Ma come sono oggi i ragazzini rispetto a qualche decennio fa? «Quello che ho notato, è che manca un leader positivo nel gruppo, manca il motivatore, quello che da’ la spinta in positivo a tutto il gruppo. Oggi spesso passa l’idea che ‘tanto non mi puoi bocciare’». E proprio sulla parola gruppo ci soffermiamo, soprattutto in funzione dei recenti fatti di cronaca che hanno visto gruppo di ragazzi protagonisti negativi, dove nessuno di loro è stato in grado di fermarsi a riflettere su quanto stavano facendo, senza aver coscienza delle sulla gravità delle azioni. Ed a questo punto la riflessione passa all’altro grande attore della scuola, oltre ad alunni ed insegnanti: la famiglia.
«In effetti in passato la famiglia collaborava di più, oggi abbiamo difficoltà a farci percepire dai genitori come un ente educativo e non un parcheggio. Oggi la famiglia si è tirata molto fuori dal ruolo dell’educatore. Naturalmente non è una situazione generalizzata, la maggior parte dei genitori collabora ed è presente, ma ci sono molte realtà davvero problematiche e questo penalizza tutti».

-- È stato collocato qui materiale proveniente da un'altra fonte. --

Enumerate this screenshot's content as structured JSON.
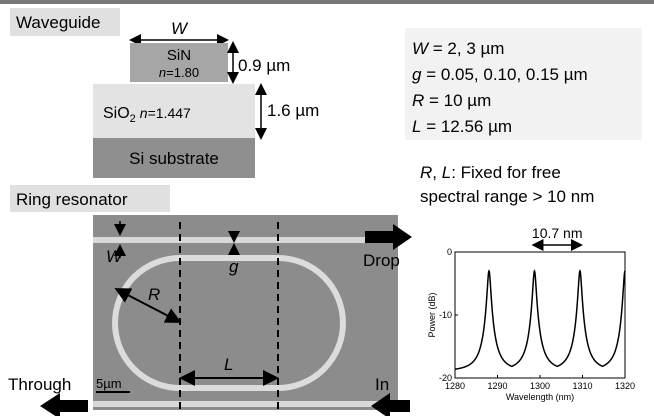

Infine una riflessione anche sugli strumenti che oggi la scuola ha a disposizione. «Come ho detto, per noi il Museo è e resta uno strumento fondamentale. Poi naturalmente l’avvento dei computer ha messo a disposizione strumenti innovativi ed anche indispensabili in certi frangenti, basta pensare alla DAD durante la pandemia. Anche se, ripeto, alle elementari serve sviluppare il pensiero dei ragazzi, più che il tecnicismo. Comunque la mia idea è che non servono le nostalgie del passato fini a sé stesse: è giusto adeguarsi ai tempi che cambiano cogliendo il meglio che viene messo a disposizione».
Quindi maestra Graziella, tornassi indietro, rifaresti questo lavoro? «Assolutamente sì, tutta la vita! La mia grande soddisfazione: la commozione dei bambini che piangevano l’ultimo giorno di scuola perchè l’anno prossimo non ci sarò più a scuola».